Neuss-Grevenbroicher Zeitung Neuss
Wie der Pflegegrad festgestellt wird
KAARST (brh) Probleme beim Anziehen der Stützstrümpfe? Gibt fünf Punkte, aber reicht allein noch nicht für Pflegestufe 1, die ab 12,5 Punkten gilt. Von den knapp 30 interessierten Zuhörern, die am Donnerstag auf Einladung der Liberalen Senioren ins VHS-Gebäude gekommen waren, kamen sehr konkrete Fragen.
Beate Kopp, Regionalbeauftragte der Liberalen Senioren für den Rhein-Kreis Neuss, hatte vom Medizinischen Dienst Nordrhein in Düsseldorf zwei kompetente Frauen nach Kaarst eingeladen, um solche Fragen zu beantworten: Pflegeleiterin Ulrike Kissels und Kirsten Klinkemer-Jentzsch, Leiterin des Fachbereichs Pflege. Beide kümmern sich um die Frage, wer pflegebedürftig ist, aber als Pflege-TÜV auch um die Pflegeeinrichtungen.

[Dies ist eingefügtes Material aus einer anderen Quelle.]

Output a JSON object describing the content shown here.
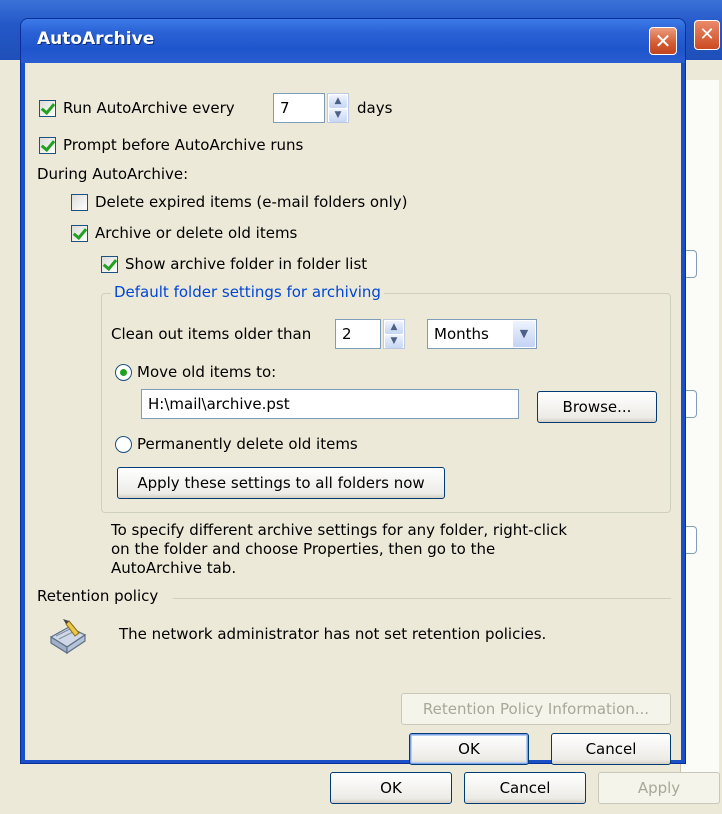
{
  "background_window": {
    "buttons": {
      "ok": "OK",
      "cancel": "Cancel",
      "apply": "Apply"
    },
    "close_glyph": "✕",
    "title_fragment": ""
  },
  "dialog": {
    "title": "AutoArchive",
    "close_glyph": "✕",
    "run_autoarchive": {
      "label": "Run AutoArchive every",
      "checked": true,
      "value": "7",
      "unit": "days"
    },
    "prompt_before": {
      "label": "Prompt before AutoArchive runs",
      "checked": true
    },
    "during_label": "During AutoArchive:",
    "delete_expired": {
      "label": "Delete expired items (e-mail folders only)",
      "checked": false
    },
    "archive_old": {
      "label": "Archive or delete old items",
      "checked": true
    },
    "show_archive_folder": {
      "label": "Show archive folder in folder list",
      "checked": true
    },
    "defaults_group": {
      "label": "Default folder settings for archiving",
      "clean_out_label": "Clean out items older than",
      "clean_out_value": "2",
      "period_value": "Months",
      "move_old": {
        "label": "Move old items to:",
        "selected": true
      },
      "archive_path": "H:\\mail\\archive.pst",
      "browse_label": "Browse...",
      "permanently_delete": {
        "label": "Permanently delete old items",
        "selected": false
      },
      "apply_all_label": "Apply these settings to all folders now"
    },
    "info_text": "To specify different archive settings for any folder, right-click on the folder and choose Properties, then go to the AutoArchive tab.",
    "info_lines": [
      "To specify different archive settings for any folder, right-click",
      "on the folder and choose Properties, then go to the",
      "AutoArchive tab."
    ],
    "retention": {
      "label": "Retention policy",
      "message": "The network administrator has not set retention policies.",
      "info_button": "Retention Policy Information..."
    },
    "ok_label": "OK",
    "cancel_label": "Cancel"
  },
  "colors": {
    "title_bar": "#2a62d6",
    "group_label": "#0046d5",
    "check_mark": "#21a121",
    "dialog_face": "#ece9d8"
  },
  "icons": [
    "close-icon",
    "checkbox-check-icon",
    "spin-up-icon",
    "spin-down-icon",
    "dropdown-arrow-icon",
    "retention-policy-icon"
  ]
}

Ulrike Kisssels ist seit 26 Jahren beim Medizinischen Dienst und hat bereits über 10.000 Begutachtungen absolviert. Wie die Bundesknappschaft für die dort Versicherten und die Medicproof für die Privatversicherten
ist der Medizinische Dienst Nordrhein als unabhängige Körperschaft des öffentlichen Rechts für die gesetzlich Versicherten zuständig. Für Nordrhein sind das 6,3 Millionen Mitglieder. Der Medizinische Dienst Nordrhein hat 1419 Mitarbeiter, darunter 265 Ärzte und 641 Gutachter. Ex-Minister Norbert Blüm (CDU) ist der Vater der Pflegeversicherung. 71 Millionen Menschen sind bundesweit Mitglied der Pflegeversicherung, die seit 1995 eine
Pflichtversicherung ist. Der Beitrag von 3,4 Prozent wird paritätisch von Arbeitgebern und -nehmern übernommen.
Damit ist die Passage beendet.